Error Credits: Resourceful Reasoning about Error Bounds for Higher-Order Probabilistic Programs
Probabilistic programs often trade accuracy for efficiency, and are thus only approximately correct. It is important to obtain precise error bounds for these approximations, but existing approaches rely on simplifications that make the error bounds excesively coarse, or only apply to first-order programs. In this paper we present Eris, a higher-order separation logic for probabilistic programs written in an expressive higher-order language.
Our key novely is the introduction of error credits, a separation logic resource that tracks the error bound of our program. By representing error bounds as a resource, we recover all of the benefits of separation logic, including composability, modularity and interdependency between errors and program terms, which allows for more precise specifications. Moreover, we enable novel reasoning principles such as expectation-preserving error composition, amortized error reasoning, and reasoning about almost-sure termination by induction on the error credits.

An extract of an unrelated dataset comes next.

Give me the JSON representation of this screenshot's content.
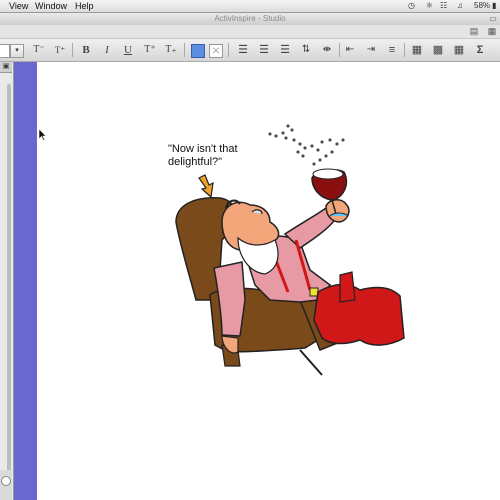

We illustrate the advantages of our approach by proving amortized error bounds on a range of examples, including collision probabilities in hash functions, which allows us to write more modular specifications for data structures that use them as clients. We also use our logic to prove correctness and almost-sure termination of rejection sampling algorithms. All of our results have been mechanized using Coq, Iris and the Coquelicot real analysis library.